Airmen learn to LEAD

  • Published
  • By Airman 1st Class Lane T. Plummer
  • 86 Airlift Wing Public Affairs
Airman 1st Class Dillon Fowler and Senior Airman Ryan Pastor started their days with an abrupt notification they weren't going to report straight to work. They had someone waiting for them elsewhere.

Both received a call to report to their commanders' offices as fast as possible.

Moments later, they were standing in front of their commanders.

"We had no idea what was going on," said Fowler, 86th Communications Squadron cable maintenance technician. "I was thinking back and thought, 'Well, I don't remember doing anything wrong.'"

With just a few words, both Airmen were told they were selected to become soon-to-be cadets through the Leaders Encouraging Airman Development program at the U.S. Air Force Academy.

"I didn't make the list of direct entries, so I didn't expect to make it," said Pastor, 460th Space Communications Squadron radio frequency transmissions system journeyman. "I was a little nervous, but mostly excited."

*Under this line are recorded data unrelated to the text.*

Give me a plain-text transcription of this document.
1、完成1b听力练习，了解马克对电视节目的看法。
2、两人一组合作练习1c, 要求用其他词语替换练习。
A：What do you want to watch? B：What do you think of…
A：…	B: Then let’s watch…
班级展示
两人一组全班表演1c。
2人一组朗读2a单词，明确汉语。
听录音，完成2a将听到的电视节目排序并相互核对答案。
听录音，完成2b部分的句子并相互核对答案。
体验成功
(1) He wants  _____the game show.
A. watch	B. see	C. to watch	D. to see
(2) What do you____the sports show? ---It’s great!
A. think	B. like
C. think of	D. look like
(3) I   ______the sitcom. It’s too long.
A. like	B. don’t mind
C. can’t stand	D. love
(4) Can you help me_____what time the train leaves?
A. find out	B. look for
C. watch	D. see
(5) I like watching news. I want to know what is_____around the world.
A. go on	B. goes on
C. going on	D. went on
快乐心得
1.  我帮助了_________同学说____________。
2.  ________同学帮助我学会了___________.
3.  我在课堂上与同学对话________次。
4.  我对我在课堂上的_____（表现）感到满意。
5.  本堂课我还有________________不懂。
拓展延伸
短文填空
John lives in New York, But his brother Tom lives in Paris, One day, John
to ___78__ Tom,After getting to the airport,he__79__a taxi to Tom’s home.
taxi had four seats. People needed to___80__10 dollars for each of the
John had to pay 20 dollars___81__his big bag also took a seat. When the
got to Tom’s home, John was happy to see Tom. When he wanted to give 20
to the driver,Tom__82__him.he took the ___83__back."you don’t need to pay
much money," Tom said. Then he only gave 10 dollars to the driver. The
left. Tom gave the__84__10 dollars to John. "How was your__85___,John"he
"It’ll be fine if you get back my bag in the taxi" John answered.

Every year, Airmen who meet the Academy's requirements to apply are nominated through the highly selective LEAD program, where Airmen who demonstrate exceptional leadership qualities and excellent work ethic are nominated to commission via the Academy. Airmen are either sent straight into the Academy or through a one-year preparatory school prior to attending the Academy.

Capt. Melanie Frost, executive officer for the Area 730th Academy Admissions Liaison Officers, believes Airmen accepted through this program are a grade above other entering cadets.

"Typically, prior enlisted become the class presidents of their classes," explains Frost. "They demonstrate a lot of peer leadership, and their peers look up to them."

Fowler and Pastor both come from small town lifestyles (Bath, New York and Byron, California respectively). Both were raised as hard workers, normally found tweaking and fixing up projects of their own. This aspect of their lives carried over to their Air Force careers.

"I'll miss working here. I love to work. I've grown up my whole life working," explained Fowler. "It'll be different managing a lot of people instead of always working hands-on."

However, neither Airman has regrets about moving his career forward. Both have a positive outlook on where their careers and futures are heading.

"I guess the part I'm looking forward to most is being able to see good leadership and to take what I've learned here and what I'm going to learn and apply it toward helping people steer themselves in the right direction and do my job the best I can," Pastor said.

Pastor hopes it will be he who is sitting in an office staring at one of his Airmen, ready to promote him or her to the Academy. It'll be a moment when he knows he has succeeded in being an officer.

With just a few words, he'll have changed an Airman forever.